Même si, jeune musicien, je sillonnais tout le Québec, notre circuit s’est recroquevillé graduellement sur Montréal. Si bien que pendant un certain temps, le Festival de Musiques de Création était devenu, avec le Festival de Musique actuelle de Victoriaville, le seul endroit où l’on pouvait présenter la musique nouvelle du Québec en dehors de notre foutue île. Pierre Dumont, toujours présent, suivait le fil de l’évolution musicale de toute une génération de créateurs de musique québécoise.
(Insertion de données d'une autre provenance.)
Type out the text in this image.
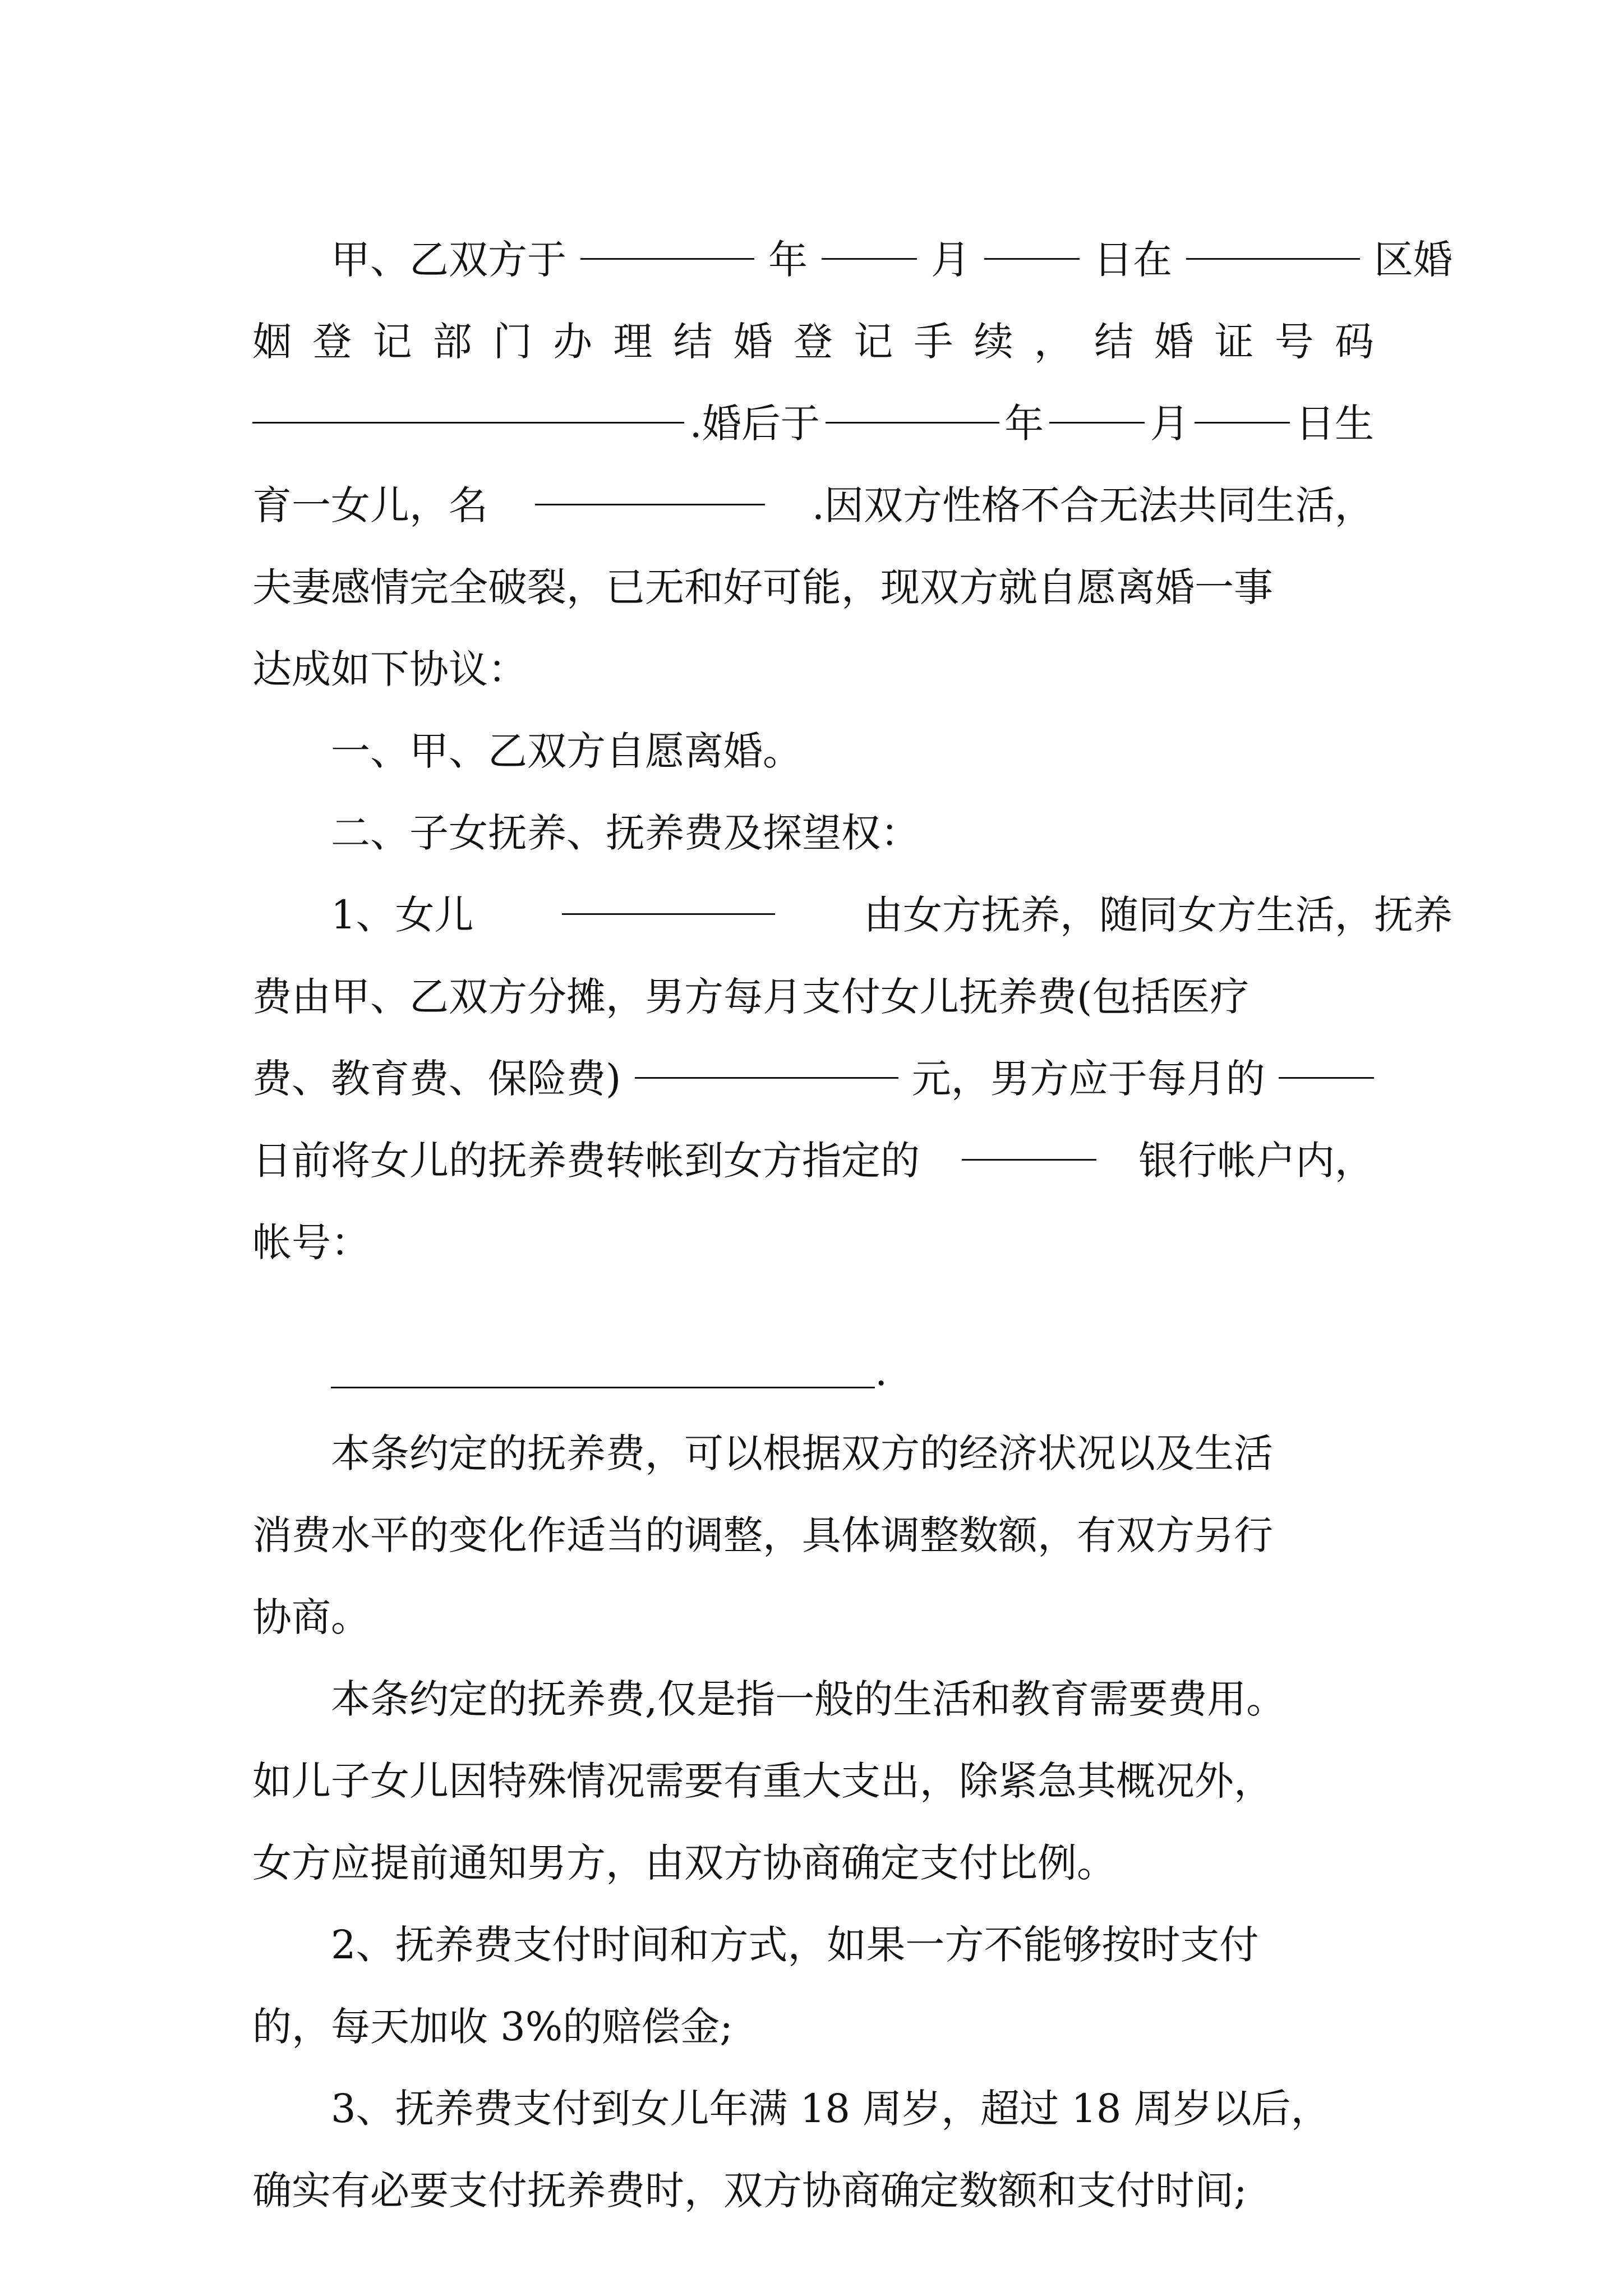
甲、乙双方于	年	月	日在	区婚
姻 登 记 部 门 办 理 结 婚 登 记 手 续 ， 结 婚 证 号 码
.婚后于	年	月	日生
育一女儿，名	.因双方性格不合无法共同生活，
夫妻感情完全破裂，已无和好可能，现双方就自愿离婚一事
达成如下协议：
一、甲、乙双方自愿离婚。
二、子女抚养、抚养费及探望权：
1、女儿	由女方抚养，随同女方生活，抚养
费由甲、乙双方分摊，男方每月支付女儿抚养费(包括医疗
费、教育费、保险费)	元，男方应于每月的
日前将女儿的抚养费转帐到女方指定的	银行帐户内，
帐号：
.
本条约定的抚养费，可以根据双方的经济状况以及生活
消费水平的变化作适当的调整，具体调整数额，有双方另行
协商。
本条约定的抚养费,仅是指一般的生活和教育需要费用。
如儿子女儿因特殊情况需要有重大支出，除紧急其概况外，
女方应提前通知男方，由双方协商确定支付比例。
2、抚养费支付时间和方式，如果一方不能够按时支付
的，每天加收 3%的赔偿金;
3、抚养费支付到女儿年满 18 周岁，超过 18 周岁以后，
确实有必要支付抚养费时，双方协商确定数额和支付时间;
Quand Joane Hétu et moi avons lancé notre duo « Nous perçons les oreilles », c’était à la première Casa Obscura, rue Rachel, en face du poste de police. En même temps s’y tenait une exposition de Pierre Dumont. Nous avons joué plantés devant « Trou de mémoire »; ce grand tableau jaune qu’il a dédié à Hubert Aquin. C’est le même tableau qui m’a été alloué par le Festival pour inspirer l’hommage musical que je prépare en l’honneur de Pierre. Les atomes crochus, ça ne s’invente pas.
Pierre Dumont demeure toujours vivant, par Odette, par ses œuvres, par ses amis, par le Festival de Musiques de Création. Quand je joue de la musique, son aurore boréale revient danser, accompagnée de celles de tous nos ancêtres.